Viele Fundorte sind bedroht

Auch an vielen anderen Stellen am Seeufer haben die Archäologen die Überreste von Siedlungen lokalisiert, die bis in die Steinzeit reichen. Besonders umfassend waren die Menschen in der Bucht vor Sipplingen aktiv: Dort wurden 15 Siedlungsareale eingegrenzt. Mitten in diesem archäologisch höchst wertvollen Gebiet wurde in den 1970er Jahren rücksichtslos ein Jachthafen gebaut – was dank des heutigen Denkmalschutzgesetzes nicht mehr möglich wäre, wie Schlichtherle anmerkt.

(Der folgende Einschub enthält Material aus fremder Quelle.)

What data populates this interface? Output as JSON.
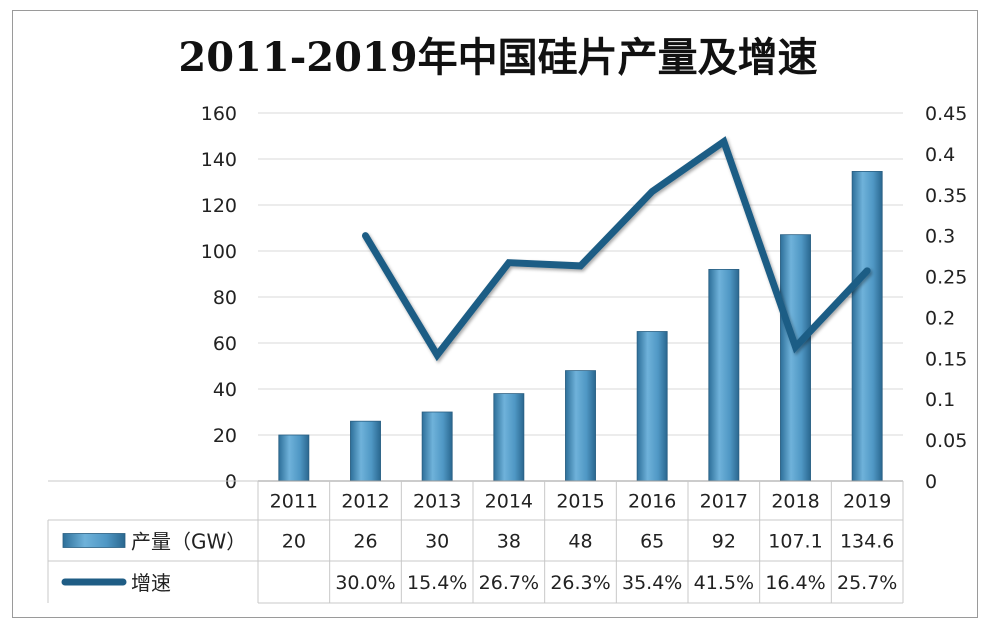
{
  "chart_data": {
    "type": "bar",
    "title": "2011-2019年中国硅片产量及增速",
    "categories": [
      "2011",
      "2012",
      "2013",
      "2014",
      "2015",
      "2016",
      "2017",
      "2018",
      "2019"
    ],
    "ylim": [
      0,
      160
    ],
    "y2lim": [
      0,
      0.45
    ],
    "y_ticks": [
      "0",
      "20",
      "40",
      "60",
      "80",
      "100",
      "120",
      "140",
      "160"
    ],
    "y2_ticks": [
      "0",
      "0.05",
      "0.1",
      "0.15",
      "0.2",
      "0.25",
      "0.3",
      "0.35",
      "0.4",
      "0.45"
    ],
    "grid": true,
    "legend": "data-table",
    "series": [
      {
        "name": "产量（GW）",
        "type": "bar",
        "axis": "left",
        "color": "#4f97c4",
        "values": [
          20,
          26,
          30,
          38,
          48,
          65,
          92,
          107.1,
          134.6
        ],
        "labels": [
          "20",
          "26",
          "30",
          "38",
          "48",
          "65",
          "92",
          "107.1",
          "134.6"
        ]
      },
      {
        "name": "增速",
        "type": "line",
        "axis": "right",
        "color": "#1f5d85",
        "values": [
          null,
          0.3,
          0.154,
          0.267,
          0.263,
          0.354,
          0.415,
          0.164,
          0.257
        ],
        "labels": [
          "",
          "30.0%",
          "15.4%",
          "26.7%",
          "26.3%",
          "35.4%",
          "41.5%",
          "16.4%",
          "25.7%"
        ]
      }
    ]
  }
}
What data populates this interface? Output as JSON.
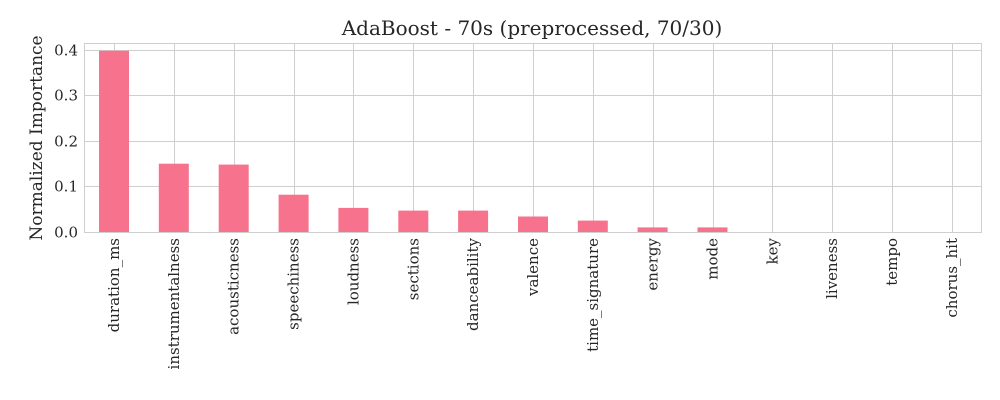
{
  "chart_data": {
    "type": "bar",
    "title": "AdaBoost - 70s (preprocessed, 70/30)",
    "xlabel": "",
    "ylabel": "Normalized Importance",
    "categories": [
      "duration_ms",
      "instrumentalness",
      "acousticness",
      "speechiness",
      "loudness",
      "sections",
      "danceability",
      "valence",
      "time_signature",
      "energy",
      "mode",
      "key",
      "liveness",
      "tempo",
      "chorus_hit"
    ],
    "values": [
      0.398,
      0.15,
      0.148,
      0.082,
      0.053,
      0.047,
      0.047,
      0.034,
      0.025,
      0.01,
      0.01,
      0.0,
      0.0,
      0.0,
      0.0
    ],
    "ylim": [
      0,
      0.415
    ],
    "yticks": [
      0.0,
      0.1,
      0.2,
      0.3,
      0.4
    ],
    "ytick_labels": [
      "0.0",
      "0.1",
      "0.2",
      "0.3",
      "0.4"
    ],
    "grid": true,
    "bar_color": "#f7728c"
  }
}
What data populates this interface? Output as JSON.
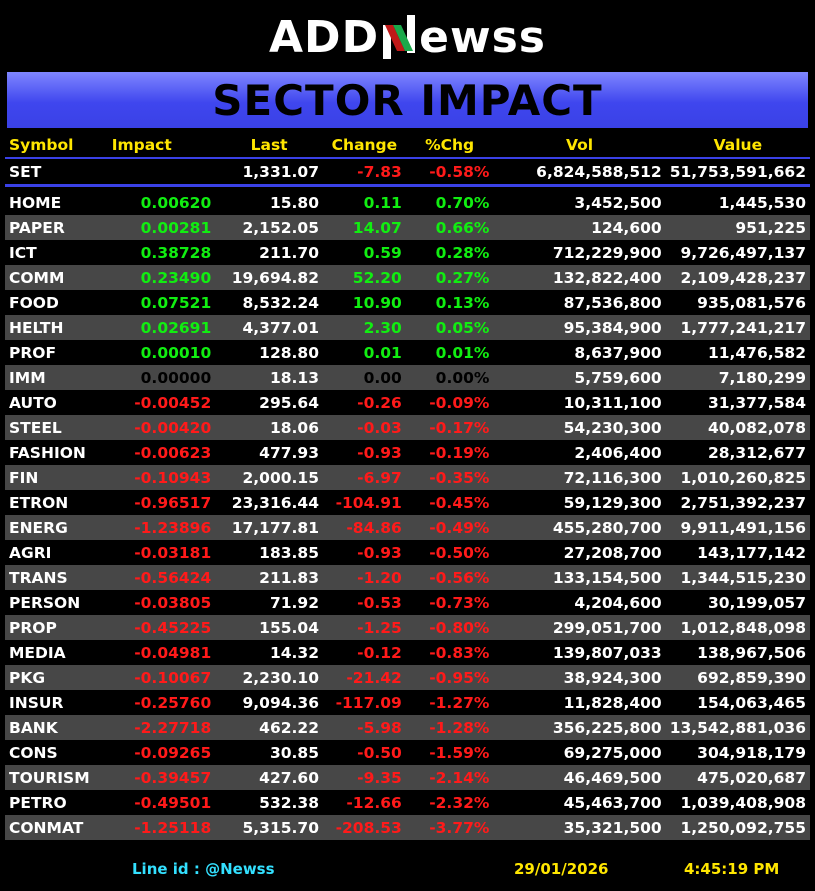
{
  "logo": {
    "prefix": "ADD",
    "suffix": "ewss"
  },
  "banner": {
    "title": "SECTOR IMPACT"
  },
  "columns": [
    "Symbol",
    "Impact",
    "Last",
    "Change",
    "%Chg",
    "Vol",
    "Value"
  ],
  "set_row": {
    "symbol": "SET",
    "impact": "",
    "last": "1,331.07",
    "change": "-7.83",
    "pct": "-0.58%",
    "vol": "6,824,588,512",
    "value": "51,753,591,662"
  },
  "rows": [
    {
      "symbol": "HOME",
      "impact": "0.00620",
      "last": "15.80",
      "change": "0.11",
      "pct": "0.70%",
      "vol": "3,452,500",
      "value": "1,445,530",
      "dir": "pos"
    },
    {
      "symbol": "PAPER",
      "impact": "0.00281",
      "last": "2,152.05",
      "change": "14.07",
      "pct": "0.66%",
      "vol": "124,600",
      "value": "951,225",
      "dir": "pos"
    },
    {
      "symbol": "ICT",
      "impact": "0.38728",
      "last": "211.70",
      "change": "0.59",
      "pct": "0.28%",
      "vol": "712,229,900",
      "value": "9,726,497,137",
      "dir": "pos"
    },
    {
      "symbol": "COMM",
      "impact": "0.23490",
      "last": "19,694.82",
      "change": "52.20",
      "pct": "0.27%",
      "vol": "132,822,400",
      "value": "2,109,428,237",
      "dir": "pos"
    },
    {
      "symbol": "FOOD",
      "impact": "0.07521",
      "last": "8,532.24",
      "change": "10.90",
      "pct": "0.13%",
      "vol": "87,536,800",
      "value": "935,081,576",
      "dir": "pos"
    },
    {
      "symbol": "HELTH",
      "impact": "0.02691",
      "last": "4,377.01",
      "change": "2.30",
      "pct": "0.05%",
      "vol": "95,384,900",
      "value": "1,777,241,217",
      "dir": "pos"
    },
    {
      "symbol": "PROF",
      "impact": "0.00010",
      "last": "128.80",
      "change": "0.01",
      "pct": "0.01%",
      "vol": "8,637,900",
      "value": "11,476,582",
      "dir": "pos"
    },
    {
      "symbol": "IMM",
      "impact": "0.00000",
      "last": "18.13",
      "change": "0.00",
      "pct": "0.00%",
      "vol": "5,759,600",
      "value": "7,180,299",
      "dir": "zero"
    },
    {
      "symbol": "AUTO",
      "impact": "-0.00452",
      "last": "295.64",
      "change": "-0.26",
      "pct": "-0.09%",
      "vol": "10,311,100",
      "value": "31,377,584",
      "dir": "neg"
    },
    {
      "symbol": "STEEL",
      "impact": "-0.00420",
      "last": "18.06",
      "change": "-0.03",
      "pct": "-0.17%",
      "vol": "54,230,300",
      "value": "40,082,078",
      "dir": "neg"
    },
    {
      "symbol": "FASHION",
      "impact": "-0.00623",
      "last": "477.93",
      "change": "-0.93",
      "pct": "-0.19%",
      "vol": "2,406,400",
      "value": "28,312,677",
      "dir": "neg"
    },
    {
      "symbol": "FIN",
      "impact": "-0.10943",
      "last": "2,000.15",
      "change": "-6.97",
      "pct": "-0.35%",
      "vol": "72,116,300",
      "value": "1,010,260,825",
      "dir": "neg"
    },
    {
      "symbol": "ETRON",
      "impact": "-0.96517",
      "last": "23,316.44",
      "change": "-104.91",
      "pct": "-0.45%",
      "vol": "59,129,300",
      "value": "2,751,392,237",
      "dir": "neg"
    },
    {
      "symbol": "ENERG",
      "impact": "-1.23896",
      "last": "17,177.81",
      "change": "-84.86",
      "pct": "-0.49%",
      "vol": "455,280,700",
      "value": "9,911,491,156",
      "dir": "neg"
    },
    {
      "symbol": "AGRI",
      "impact": "-0.03181",
      "last": "183.85",
      "change": "-0.93",
      "pct": "-0.50%",
      "vol": "27,208,700",
      "value": "143,177,142",
      "dir": "neg"
    },
    {
      "symbol": "TRANS",
      "impact": "-0.56424",
      "last": "211.83",
      "change": "-1.20",
      "pct": "-0.56%",
      "vol": "133,154,500",
      "value": "1,344,515,230",
      "dir": "neg"
    },
    {
      "symbol": "PERSON",
      "impact": "-0.03805",
      "last": "71.92",
      "change": "-0.53",
      "pct": "-0.73%",
      "vol": "4,204,600",
      "value": "30,199,057",
      "dir": "neg"
    },
    {
      "symbol": "PROP",
      "impact": "-0.45225",
      "last": "155.04",
      "change": "-1.25",
      "pct": "-0.80%",
      "vol": "299,051,700",
      "value": "1,012,848,098",
      "dir": "neg"
    },
    {
      "symbol": "MEDIA",
      "impact": "-0.04981",
      "last": "14.32",
      "change": "-0.12",
      "pct": "-0.83%",
      "vol": "139,807,033",
      "value": "138,967,506",
      "dir": "neg"
    },
    {
      "symbol": "PKG",
      "impact": "-0.10067",
      "last": "2,230.10",
      "change": "-21.42",
      "pct": "-0.95%",
      "vol": "38,924,300",
      "value": "692,859,390",
      "dir": "neg"
    },
    {
      "symbol": "INSUR",
      "impact": "-0.25760",
      "last": "9,094.36",
      "change": "-117.09",
      "pct": "-1.27%",
      "vol": "11,828,400",
      "value": "154,063,465",
      "dir": "neg"
    },
    {
      "symbol": "BANK",
      "impact": "-2.27718",
      "last": "462.22",
      "change": "-5.98",
      "pct": "-1.28%",
      "vol": "356,225,800",
      "value": "13,542,881,036",
      "dir": "neg"
    },
    {
      "symbol": "CONS",
      "impact": "-0.09265",
      "last": "30.85",
      "change": "-0.50",
      "pct": "-1.59%",
      "vol": "69,275,000",
      "value": "304,918,179",
      "dir": "neg"
    },
    {
      "symbol": "TOURISM",
      "impact": "-0.39457",
      "last": "427.60",
      "change": "-9.35",
      "pct": "-2.14%",
      "vol": "46,469,500",
      "value": "475,020,687",
      "dir": "neg"
    },
    {
      "symbol": "PETRO",
      "impact": "-0.49501",
      "last": "532.38",
      "change": "-12.66",
      "pct": "-2.32%",
      "vol": "45,463,700",
      "value": "1,039,408,908",
      "dir": "neg"
    },
    {
      "symbol": "CONMAT",
      "impact": "-1.25118",
      "last": "5,315.70",
      "change": "-208.53",
      "pct": "-3.77%",
      "vol": "35,321,500",
      "value": "1,250,092,755",
      "dir": "neg"
    }
  ],
  "footer": {
    "line_id": "Line id  : @Newss",
    "date": "29/01/2026",
    "time": "4:45:19 PM"
  },
  "colors": {
    "positive": "#11ee11",
    "negative": "#ff1a1a",
    "header": "#ffe600",
    "accent": "#3a41e6",
    "line_id": "#33e0ff"
  }
}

Gleichwohl sind viele Fundorte auch heute noch mehr oder weniger stark bedroht. Am Bodensee ist weggeschwemmtes Ufer die wohl größte Gefahr, weil dabei die steinzeitlichen Kulturschichten samt den eingerammten Pfählen zerstört werden. Eine wichtige Ursache für die verstärkte Ufererosion sind die Wellen von Fahrgastschiffen und hier vor allem auch des schnellen Bodenseekatamarans, wie Schlichtherle berichtet. Aber das Landesdenkmalamt ist wachsam: „Erste Maßnahmen zum Erosionsschutz sind durchgeführt, ein Monitoring ist eingerichtet. Beim Fahrgastverkehr müssen wir zum Schutz der bedrohten Kulturschichten in den nächsten Jahren besonders wachsam sein“.

Weltkulturerbe Pfahlbauten

Kulturgut
Am 27. Juni 2011 hat die Unesco 111 Fundstellen mit Überresten prähistorischer Pfahlbausiedlungen zum Weltkulturerbe erklärt. Neun davon liegen am Bodensee, fünf in oberschwäbischen Feuchtgebieten. Ein Weltkultur-Pfahlbau liegt nördlich von Ulm. In Unteruhldingen und Bad Buchau vermittelten Museen mit Nachbauten einen Eindruck vom Leben unserer steinzeitlichen Vorfahren. Die große Landesausstellung „4000 Jahre Pfahlbauten“ zeigt 2016 neue Funde und Ergebnisse.

Überwachung
Fachlich wacht in Baden-Württemberg das am Regierungspräsidium Stuttgart angesiedelte Landesamt für Denkmalpflege über die Siedlungsreste.